I spent all of yesterday traveling from polling place to polling place with election observers from a nonprofit, nonpartisan group called Colorado Common Cause. Its volunteers don't care whom people vote for, they just want all voters to be able to vote. The Republican secretary of state, Scott Gessler, had made some efforts to keep mostly Democratic groups away from the polls. He sent out letters asking many Hispanic voters to provide proof of citizenship-which they're not required to do-and his office did not send mail-in ballots automatically to any voter who missed the 2010 midterms. The Latino vote, in turn, devastated the GOP here. In Colorado, they went for Obama 75 percent to 23 percent and made up 14 percent of the electorate, a one-point increase over their share in 2008.
That doesn't mean there weren't problems. At times, voters were told they were at the wrong polling place without being offered a provisional ballot or told a utility bill was unacceptable identification even though it is on the state list of approved identification. Common Cause's volunteers contacted attorneys and election officials and got the problems fixed. When lines were long, they called advocates.
Voting can be confusing in Colorado: Early voters can go everywhere, but, in some counties, voters have to cast their ballots at their precincts on Election Day. Common Cause told voters whom to call and where to go and made sure voters knew their rights. For the most part, their jobs in the Denver suburbs yesterday were blessedly boring.
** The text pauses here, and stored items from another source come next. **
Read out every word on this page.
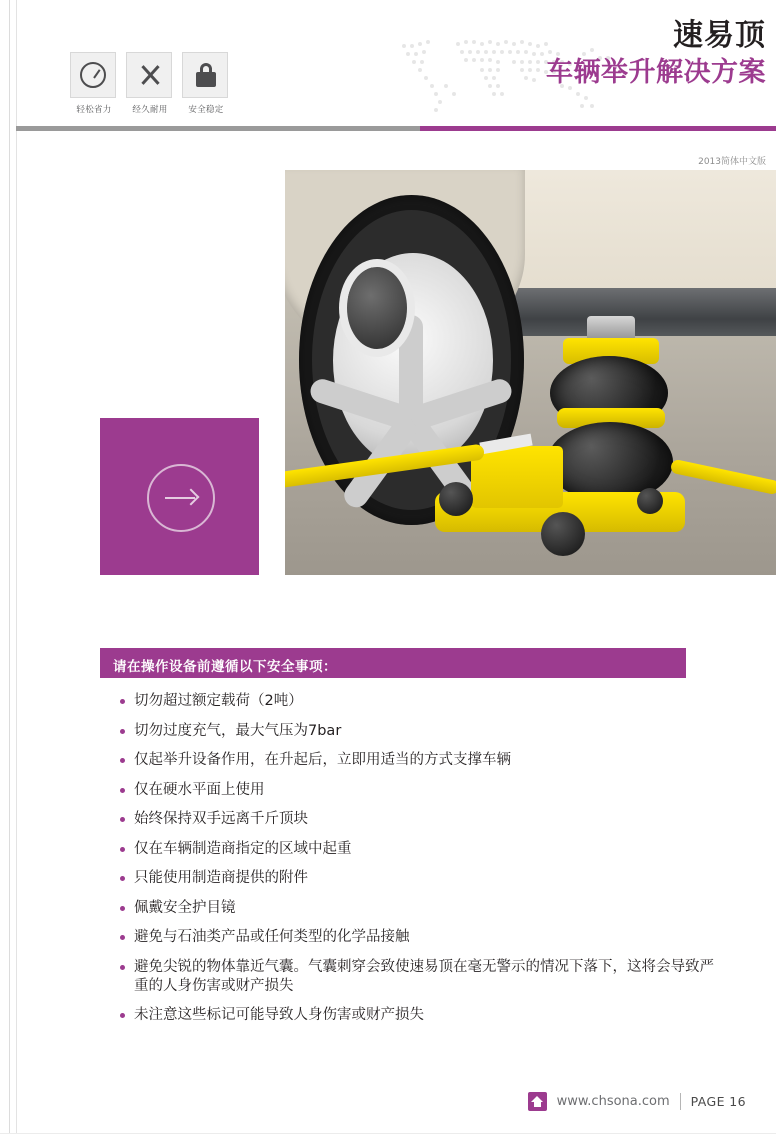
轻松省力	经久耐用	安全稳定
速易顶
车辆举升解决方案
2013简体中文版
请在操作设备前遵循以下安全事项：
切勿超过额定载荷（2吨）
切勿过度充气，最大气压为7bar
仅起举升设备作用，在升起后，立即用适当的方式支撑车辆
仅在硬水平面上使用
始终保持双手远离千斤顶块
仅在车辆制造商指定的区域中起重
只能使用制造商提供的附件
佩戴安全护目镜
避免与石油类产品或任何类型的化学品接触
避免尖锐的物体靠近气囊。气囊刺穿会致使速易顶在毫无警示的情况下落下，这将会导致严重的人身伤害或财产损失
未注意这些标记可能导致人身伤害或财产损失
www.chsona.com PAGE 16
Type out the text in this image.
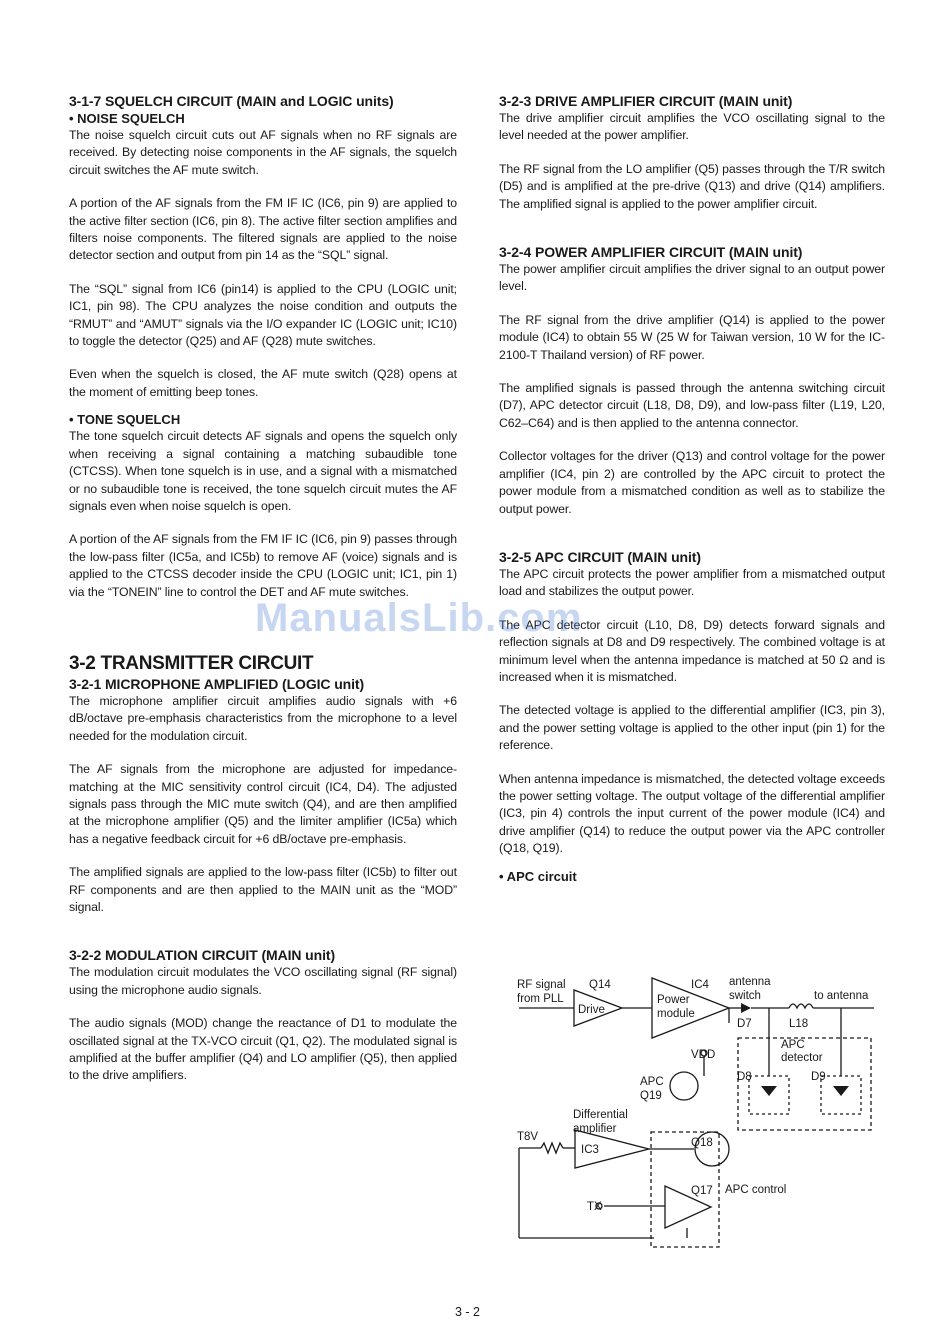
3-1-7 SQUELCH CIRCUIT (MAIN and LOGIC units)
• NOISE SQUELCH

The noise squelch circuit cuts out AF signals when no RF signals are received. By detecting noise components in the AF signals, the squelch circuit switches the AF mute switch.

A portion of the AF signals from the FM IF IC (IC6, pin 9) are applied to the active filter section (IC6, pin 8). The active filter section amplifies and filters noise components. The filtered signals are applied to the noise detector section and output from pin 14 as the “SQL” signal.

The “SQL” signal from IC6 (pin14) is applied to the CPU (LOGIC unit; IC1, pin 98). The CPU analyzes the noise condition and outputs the “RMUT” and “AMUT” signals via the I/O expander IC (LOGIC unit; IC10) to toggle the detector (Q25) and AF (Q28) mute switches.

Even when the squelch is closed, the AF mute switch (Q28) opens at the moment of emitting beep tones.

• TONE SQUELCH

The tone squelch circuit detects AF signals and opens the squelch only when receiving a signal containing a matching subaudible tone (CTCSS). When tone squelch is in use, and a signal with a mismatched or no subaudible tone is received, the tone squelch circuit mutes the AF signals even when noise squelch is open.

A portion of the AF signals from the FM IF IC (IC6, pin 9) passes through the low-pass filter (IC5a, and IC5b) to remove AF (voice) signals and is applied to the CTCSS decoder inside the CPU (LOGIC unit; IC1, pin 1) via the “TONEIN” line to control the DET and AF mute switches.

3-2 TRANSMITTER CIRCUIT
3-2-1 MICROPHONE AMPLIFIED (LOGIC unit)

The microphone amplifier circuit amplifies audio signals with +6 dB/octave pre-emphasis characteristics from the microphone to a level needed for the modulation circuit.

The AF signals from the microphone are adjusted for impedance-matching at the MIC sensitivity control circuit (IC4, D4). The adjusted signals pass through the MIC mute switch (Q4), and are then amplified at the microphone amplifier (Q5) and the limiter amplifier (IC5a) which has a negative feedback circuit for +6 dB/octave pre-emphasis.

The amplified signals are applied to the low-pass filter (IC5b) to filter out RF components and are then applied to the MAIN unit as the “MOD” signal.

3-2-2 MODULATION CIRCUIT (MAIN unit)

The modulation circuit modulates the VCO oscillating signal (RF signal) using the microphone audio signals.

The audio signals (MOD) change the reactance of D1 to modulate the oscillated signal at the TX-VCO circuit (Q1, Q2). The modulated signal is amplified at the buffer amplifier (Q4) and LO amplifier (Q5), then applied to the drive amplifiers.

3-2-3 DRIVE AMPLIFIER CIRCUIT (MAIN unit)

The drive amplifier circuit amplifies the VCO oscillating signal to the level needed at the power amplifier.

The RF signal from the LO amplifier (Q5) passes through the T/R switch (D5) and is amplified at the pre-drive (Q13) and drive (Q14) amplifiers. The amplified signal is applied to the power amplifier circuit.

3-2-4 POWER AMPLIFIER CIRCUIT (MAIN unit)

The power amplifier circuit amplifies the driver signal to an output power level.

The RF signal from the drive amplifier (Q14) is applied to the power module (IC4) to obtain 55 W (25 W for Taiwan version, 10 W for the IC-2100-T Thailand version) of RF power.

The amplified signals is passed through the antenna switching circuit (D7), APC detector circuit (L18, D8, D9), and low-pass filter (L19, L20, C62–C64) and is then applied to the antenna connector.

Collector voltages for the driver (Q13) and control voltage for the power amplifier (IC4, pin 2) are controlled by the APC circuit to protect the power module from a mismatched condition as well as to stabilize the output power.

3-2-5 APC CIRCUIT (MAIN unit)

The APC circuit protects the power amplifier from a mismatched output load and stabilizes the output power.

The APC detector circuit (L10, D8, D9) detects forward signals and reflection signals at D8 and D9 respectively. The combined voltage is at minimum level when the antenna impedance is matched at 50 Ω and is increased when it is mismatched.

The detected voltage is applied to the differential amplifier (IC3, pin 3), and the power setting voltage is applied to the other input (pin 1) for the reference.

When antenna impedance is mismatched, the detected voltage exceeds the power setting voltage. The output voltage of the differential amplifier (IC3, pin 4) controls the input current of the power module (IC4) and drive amplifier (Q14) to reduce the output power via the APC controller (Q18, Q19).

• APC circuit
ManualsLib.com
RF signal
from PLL
Q14
Drive
IC4
Power
module
antenna
switch	to antenna
D7	L18
APC
detector
VDD
D8	D9
APC
Q19
Differential
amplifier
T8V
IC3
Q18
Q17 APC control
TX
3 - 2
There were a few isolated incidents, but groups-which also included the nonprofit advocacy group Vote Mob and Video the Vote-reported that problems were solved quickly. It was citizen action in action.
One problem no one could solve, though: helping Rob Johnson, a 29-year-old landscaper, decide whether he should vote. Johnson showed up at a polling place in Aurora, a large city east of Denver that bridges two big counties, Adams and Arapahoe, that would decide whether Obama carried the state by the size of his victory margin. Johnson picked the Centre Point Plaza, a government building that normally houses the Department of Human Services and other social-service agencies and sits across a broad boulevard from where the movie theater shooting occurred during a premiere of The Dark Knight Rises in July. A lot of voters went there yesterday because it was a well-known polling place, and by the time Johnson arrived at 4:30 p.m. there was a long line. His friends had urged him to vote, and after his arrival they insisted he follow them to a middle school where lines were shorter and votes were quicker. Johnson couldn't decide whether he'd follow them to vote and figured he'd choose when he finally pulled out of the crowded lot. He did know he wasn't going to wait more than an hour, which was the wait time at Centre Point Plaza.
Johnson is African American. He had friends on parole who wanted to vote but were prohibited by state law. He felt obligated to take advantage of his access to the voting booth, but he wasn't sure.
"Obama really hasn't did shit," he said, but he also didn't believe Mitt Romney was going to follow up on his campaign promises. He believed women had the right to choose their reproductive destinies, but he was also worried about the deficit. Johnson could vote, but he didn't feel … enfranchised. He was sick of ads, and he hadn't heard a single politician of either party reach out to the community of men who'd spent time in jail and struggled to make it once they were out. "If I don't vote, I understand I can't say nothing," he said.
Johnson didn't spout talking points and wasn't misinformed. There was no reason he could point to as to why he should or shouldn't vote. He'd gotten the message that his vote in Colorado would count. He just wasn't sure he wanted to be part of the process. That's a problem no ad or volunteer could solve.